For this, we will have to follow a two steps process:
- Get the URL for each store
- Once you get the URL, access the URL link and then get the name and address
Get the XML path of the URL link through Inspection. The XML path for the three stores would look like the below:
- /html/body/div[2]/div[3]/div[8]/div[9]/div/div/div[1]/div[2]/div/div[1]/div/div/div[1]/div[1]/div[3]/div/a
- /html/body/div[2]/div[3]/div[8]/div[9]/div/div/div[1]/div[2]/div/div[1]/div/div/div[1]/div[1]/div[5]/div/a
- /html/body/div[2]/div[3]/div[8]/div[9]/div/div/div[1]/div[2]/div/div[1]/div/div/div[1]/div[1]/div[7]/div/a
The difference between the three is only wrt to the penultimate div element. For the first store it is div[3],for the second store it is div[5] and for the third it is div[7]

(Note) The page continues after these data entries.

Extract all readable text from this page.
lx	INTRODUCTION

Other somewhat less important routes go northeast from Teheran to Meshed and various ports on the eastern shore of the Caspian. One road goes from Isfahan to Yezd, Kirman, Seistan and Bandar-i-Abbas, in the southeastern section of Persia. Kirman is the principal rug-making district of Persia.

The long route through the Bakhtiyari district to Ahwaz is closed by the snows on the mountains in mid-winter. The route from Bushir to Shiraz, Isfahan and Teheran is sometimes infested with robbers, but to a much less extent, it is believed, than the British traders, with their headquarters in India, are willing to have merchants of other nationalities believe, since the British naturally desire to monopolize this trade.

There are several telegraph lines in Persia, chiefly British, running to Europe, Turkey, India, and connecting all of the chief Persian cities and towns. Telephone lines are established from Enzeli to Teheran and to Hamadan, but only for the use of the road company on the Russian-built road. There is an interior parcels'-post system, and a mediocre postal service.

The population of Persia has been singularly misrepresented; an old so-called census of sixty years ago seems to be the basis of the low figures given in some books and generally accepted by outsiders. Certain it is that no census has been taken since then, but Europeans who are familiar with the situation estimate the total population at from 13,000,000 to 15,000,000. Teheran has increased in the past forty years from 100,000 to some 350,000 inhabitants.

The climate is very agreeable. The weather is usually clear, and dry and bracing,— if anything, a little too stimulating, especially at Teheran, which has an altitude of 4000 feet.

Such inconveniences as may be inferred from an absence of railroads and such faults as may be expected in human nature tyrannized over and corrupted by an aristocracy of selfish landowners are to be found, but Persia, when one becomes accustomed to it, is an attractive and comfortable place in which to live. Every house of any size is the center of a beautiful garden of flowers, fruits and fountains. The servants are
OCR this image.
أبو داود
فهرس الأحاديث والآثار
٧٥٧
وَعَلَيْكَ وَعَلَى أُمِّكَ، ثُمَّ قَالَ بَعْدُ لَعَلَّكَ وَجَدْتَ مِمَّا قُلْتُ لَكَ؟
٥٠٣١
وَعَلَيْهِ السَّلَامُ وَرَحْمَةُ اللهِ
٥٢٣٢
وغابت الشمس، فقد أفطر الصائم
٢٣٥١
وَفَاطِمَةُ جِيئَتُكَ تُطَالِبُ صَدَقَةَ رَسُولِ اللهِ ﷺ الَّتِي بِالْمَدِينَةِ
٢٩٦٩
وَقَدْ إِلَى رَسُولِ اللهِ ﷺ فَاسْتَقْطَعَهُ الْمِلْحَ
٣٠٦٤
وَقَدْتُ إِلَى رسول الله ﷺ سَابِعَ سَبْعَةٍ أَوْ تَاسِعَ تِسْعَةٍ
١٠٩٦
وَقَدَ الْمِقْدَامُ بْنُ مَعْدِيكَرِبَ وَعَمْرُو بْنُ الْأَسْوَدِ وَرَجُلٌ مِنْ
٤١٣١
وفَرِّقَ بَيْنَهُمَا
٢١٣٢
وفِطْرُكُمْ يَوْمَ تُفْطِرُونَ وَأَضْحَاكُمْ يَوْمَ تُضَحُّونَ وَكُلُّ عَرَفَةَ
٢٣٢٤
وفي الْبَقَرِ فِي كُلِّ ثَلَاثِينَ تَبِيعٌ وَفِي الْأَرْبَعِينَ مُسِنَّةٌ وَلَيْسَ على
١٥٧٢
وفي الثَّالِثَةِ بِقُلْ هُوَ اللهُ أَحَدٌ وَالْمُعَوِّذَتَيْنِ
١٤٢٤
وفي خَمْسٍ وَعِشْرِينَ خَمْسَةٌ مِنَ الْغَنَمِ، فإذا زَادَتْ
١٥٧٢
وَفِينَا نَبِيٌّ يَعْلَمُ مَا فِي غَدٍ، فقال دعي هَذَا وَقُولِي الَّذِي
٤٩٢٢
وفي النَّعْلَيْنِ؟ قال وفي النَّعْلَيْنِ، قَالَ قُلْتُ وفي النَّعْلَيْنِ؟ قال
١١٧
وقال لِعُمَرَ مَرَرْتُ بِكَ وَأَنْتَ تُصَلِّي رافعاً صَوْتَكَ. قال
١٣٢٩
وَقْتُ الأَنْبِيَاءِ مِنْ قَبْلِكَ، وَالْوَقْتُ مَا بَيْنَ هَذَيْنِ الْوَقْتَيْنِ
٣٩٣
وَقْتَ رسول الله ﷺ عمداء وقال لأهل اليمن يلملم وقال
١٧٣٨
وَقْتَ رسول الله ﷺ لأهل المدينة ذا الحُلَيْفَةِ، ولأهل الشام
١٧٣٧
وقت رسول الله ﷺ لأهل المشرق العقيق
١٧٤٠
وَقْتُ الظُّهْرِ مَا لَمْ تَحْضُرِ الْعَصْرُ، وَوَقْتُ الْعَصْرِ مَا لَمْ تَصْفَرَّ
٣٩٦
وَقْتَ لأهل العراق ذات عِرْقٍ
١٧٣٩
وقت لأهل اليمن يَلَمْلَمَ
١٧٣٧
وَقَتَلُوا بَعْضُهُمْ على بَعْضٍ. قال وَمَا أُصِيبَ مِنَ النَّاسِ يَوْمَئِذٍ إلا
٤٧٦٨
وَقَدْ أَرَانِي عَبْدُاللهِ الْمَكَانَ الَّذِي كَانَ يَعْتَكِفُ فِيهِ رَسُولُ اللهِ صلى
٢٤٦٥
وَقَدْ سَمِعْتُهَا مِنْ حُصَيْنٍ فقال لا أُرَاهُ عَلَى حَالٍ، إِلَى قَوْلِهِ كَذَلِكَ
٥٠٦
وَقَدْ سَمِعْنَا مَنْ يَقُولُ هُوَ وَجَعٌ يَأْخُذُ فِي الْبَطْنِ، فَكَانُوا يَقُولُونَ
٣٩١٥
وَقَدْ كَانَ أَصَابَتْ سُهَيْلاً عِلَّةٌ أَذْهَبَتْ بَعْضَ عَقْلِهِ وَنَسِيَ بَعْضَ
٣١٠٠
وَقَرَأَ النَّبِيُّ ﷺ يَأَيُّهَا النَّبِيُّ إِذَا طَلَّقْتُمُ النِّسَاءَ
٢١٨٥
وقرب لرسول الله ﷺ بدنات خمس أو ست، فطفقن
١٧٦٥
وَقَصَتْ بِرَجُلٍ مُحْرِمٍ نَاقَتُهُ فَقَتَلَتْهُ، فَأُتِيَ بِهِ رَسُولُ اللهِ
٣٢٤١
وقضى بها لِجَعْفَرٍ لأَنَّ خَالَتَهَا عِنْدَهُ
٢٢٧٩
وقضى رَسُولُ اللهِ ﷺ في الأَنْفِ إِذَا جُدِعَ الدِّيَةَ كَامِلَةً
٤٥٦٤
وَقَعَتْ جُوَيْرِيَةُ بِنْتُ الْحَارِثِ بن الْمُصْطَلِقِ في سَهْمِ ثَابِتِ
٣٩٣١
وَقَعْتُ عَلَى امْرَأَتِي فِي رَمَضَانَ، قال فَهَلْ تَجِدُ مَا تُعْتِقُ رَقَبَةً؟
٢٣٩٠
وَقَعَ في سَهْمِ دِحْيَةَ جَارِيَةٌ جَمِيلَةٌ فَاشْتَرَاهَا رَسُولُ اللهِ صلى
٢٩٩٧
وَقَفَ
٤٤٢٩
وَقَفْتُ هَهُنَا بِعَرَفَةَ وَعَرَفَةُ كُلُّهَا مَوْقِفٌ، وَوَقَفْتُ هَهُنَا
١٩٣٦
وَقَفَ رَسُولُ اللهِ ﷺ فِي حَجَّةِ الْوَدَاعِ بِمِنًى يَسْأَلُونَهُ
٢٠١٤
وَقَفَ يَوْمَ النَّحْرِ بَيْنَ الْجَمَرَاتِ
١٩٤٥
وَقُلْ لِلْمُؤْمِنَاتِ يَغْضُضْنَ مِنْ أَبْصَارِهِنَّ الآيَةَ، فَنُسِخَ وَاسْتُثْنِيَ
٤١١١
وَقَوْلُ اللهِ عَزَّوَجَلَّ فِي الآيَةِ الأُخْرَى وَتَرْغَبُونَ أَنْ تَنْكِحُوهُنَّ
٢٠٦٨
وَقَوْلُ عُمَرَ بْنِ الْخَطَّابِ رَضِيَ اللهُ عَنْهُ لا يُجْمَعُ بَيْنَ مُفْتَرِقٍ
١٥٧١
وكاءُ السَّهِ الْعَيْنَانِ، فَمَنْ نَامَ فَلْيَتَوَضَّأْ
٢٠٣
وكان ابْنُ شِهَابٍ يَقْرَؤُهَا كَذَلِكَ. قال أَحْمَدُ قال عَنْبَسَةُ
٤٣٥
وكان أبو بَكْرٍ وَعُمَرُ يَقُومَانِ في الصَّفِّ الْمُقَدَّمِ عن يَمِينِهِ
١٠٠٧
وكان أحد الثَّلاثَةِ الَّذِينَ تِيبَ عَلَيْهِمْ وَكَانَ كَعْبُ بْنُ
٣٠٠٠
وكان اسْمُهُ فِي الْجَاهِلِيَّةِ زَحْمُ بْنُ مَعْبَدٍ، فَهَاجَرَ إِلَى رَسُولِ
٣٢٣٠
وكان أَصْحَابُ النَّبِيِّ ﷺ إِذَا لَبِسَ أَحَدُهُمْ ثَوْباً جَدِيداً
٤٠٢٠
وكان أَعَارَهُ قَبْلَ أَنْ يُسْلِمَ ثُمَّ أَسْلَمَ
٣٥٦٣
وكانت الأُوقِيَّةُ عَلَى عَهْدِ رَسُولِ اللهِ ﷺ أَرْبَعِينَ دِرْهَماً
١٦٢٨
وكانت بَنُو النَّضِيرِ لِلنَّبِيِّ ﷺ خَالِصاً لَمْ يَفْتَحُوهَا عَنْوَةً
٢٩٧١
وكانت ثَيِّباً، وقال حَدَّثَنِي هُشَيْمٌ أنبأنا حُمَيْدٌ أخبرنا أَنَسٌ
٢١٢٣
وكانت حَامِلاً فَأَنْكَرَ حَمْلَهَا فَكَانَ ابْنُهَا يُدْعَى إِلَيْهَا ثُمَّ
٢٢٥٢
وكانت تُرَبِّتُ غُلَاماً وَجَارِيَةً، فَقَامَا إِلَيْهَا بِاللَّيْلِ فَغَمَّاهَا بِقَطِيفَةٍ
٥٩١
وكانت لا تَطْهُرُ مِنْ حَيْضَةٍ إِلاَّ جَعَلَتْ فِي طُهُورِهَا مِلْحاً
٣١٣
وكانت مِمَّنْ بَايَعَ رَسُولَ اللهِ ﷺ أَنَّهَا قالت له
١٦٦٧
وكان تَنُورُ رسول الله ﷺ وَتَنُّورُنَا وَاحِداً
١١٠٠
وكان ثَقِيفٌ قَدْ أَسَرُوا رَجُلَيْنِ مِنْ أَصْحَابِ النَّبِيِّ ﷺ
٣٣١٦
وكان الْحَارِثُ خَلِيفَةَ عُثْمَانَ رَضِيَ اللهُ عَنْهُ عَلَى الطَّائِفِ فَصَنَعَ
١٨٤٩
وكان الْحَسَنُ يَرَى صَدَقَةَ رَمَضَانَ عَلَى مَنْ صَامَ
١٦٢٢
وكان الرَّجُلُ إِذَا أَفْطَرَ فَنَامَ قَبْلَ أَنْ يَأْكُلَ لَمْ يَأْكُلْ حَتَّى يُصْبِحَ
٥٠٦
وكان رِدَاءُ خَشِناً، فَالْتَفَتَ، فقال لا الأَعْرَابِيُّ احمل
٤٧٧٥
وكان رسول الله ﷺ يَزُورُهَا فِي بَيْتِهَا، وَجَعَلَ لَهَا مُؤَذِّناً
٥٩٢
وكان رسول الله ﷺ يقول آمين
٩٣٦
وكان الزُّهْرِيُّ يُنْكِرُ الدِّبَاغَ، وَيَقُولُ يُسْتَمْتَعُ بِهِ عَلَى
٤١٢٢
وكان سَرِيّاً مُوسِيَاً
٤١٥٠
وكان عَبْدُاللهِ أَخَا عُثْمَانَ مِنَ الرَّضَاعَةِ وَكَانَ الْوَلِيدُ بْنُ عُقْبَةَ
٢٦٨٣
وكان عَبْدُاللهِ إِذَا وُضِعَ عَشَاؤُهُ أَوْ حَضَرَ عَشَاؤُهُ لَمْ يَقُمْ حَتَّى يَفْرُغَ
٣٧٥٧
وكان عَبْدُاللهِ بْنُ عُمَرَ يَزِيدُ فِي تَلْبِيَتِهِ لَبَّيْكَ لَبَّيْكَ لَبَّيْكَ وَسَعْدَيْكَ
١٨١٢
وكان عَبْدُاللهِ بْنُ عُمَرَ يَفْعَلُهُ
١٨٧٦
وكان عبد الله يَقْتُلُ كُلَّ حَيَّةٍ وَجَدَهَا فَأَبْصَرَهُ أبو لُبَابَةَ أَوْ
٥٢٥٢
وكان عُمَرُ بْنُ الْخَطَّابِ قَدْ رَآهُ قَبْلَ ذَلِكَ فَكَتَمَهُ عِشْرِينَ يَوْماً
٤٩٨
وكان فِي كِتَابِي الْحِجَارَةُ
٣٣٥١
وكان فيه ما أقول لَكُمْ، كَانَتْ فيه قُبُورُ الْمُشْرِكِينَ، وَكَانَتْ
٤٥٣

Now we will use this information to extract all the links. For each of these XML path, we need to get the href(url)
The penultimate div which is the only difference between the store XML paths will be specified as div(instead of div[3],div[5] or div[7]) and then each of these elements, we will extract the href using
# l1<-list()
link_Store <- web_driver$findElements(using = "xpath", value = "/html/body/div[2]/div[3]/div[8]/div[9]/div/div/div[1]/div[2]/div/div[1]/div/div/div[1]/div[1]/div/div/a")
# print(store)
l1<-list()
for(i in 1:length(link_Store) ){
l1[[i]]<-link_Store[[i]]$getElementAttribute("href")[[1]]
}
l1
[[1]]
[1] "https://www.google.co.id/maps/place/Anmol+Patanjali+Store/data=!4m7!3m6!1s0x3be7c9e659d3c0e7:0xcd3cb45a143317ea!8m2!3d19.1202659!4d72.8897626!16s%2Fg%2F11p5jw_gg8!19sChIJ58DTWebJ5zsR6hczFFq0PM0?authuser=0&hl=en&rclk=1"
[[2]]
[1] "https://www.google.co.id/maps/place/Patanjali+Chikitsalay+Powai/data=!4m7!3m6!1s0x3be7c7f214bc8cdf:0x445cf1e34b310805!8m2!3d19.1259382!4d72.9193655!16s%2Fg%2F1pwfbqzfr!19sChIJ34y8FPLH5zsRBQgxS-PxXEQ?authuser=0&hl=en&rclk=1"
[[3]]
[1] "https://www.google.co.id/maps/place/Patanjali+Powai/data=!4m7!3m6!1s0x3be7c7e3010cb5d5:0xa06d2c38a41eb003!8m2!3d19.1186185!4d72.9039256!16s%2Fg%2F11f_j2zbxn!19sChIJ1bUMAePH5zsRA7AepDgsbaA?authuser=0&hl=en&rclk=1"
[[4]]
[1] "https://www.google.co.id/maps/place/Patanjali+Chikitsalay/data=!4m7!3m6!1s0x3be7c7a9b2ec66a7:0xfcf4c5119bd05d3b!8m2!3d19.118694!4d72.903835!16s%2Fg%2F11ssjv5bc1!19sChIJp2bssqnH5zsRO13QmxHF9Pw?authuser=0&hl=en&rclk=1"
We can see that the url for the four stores are now stored in l1 list.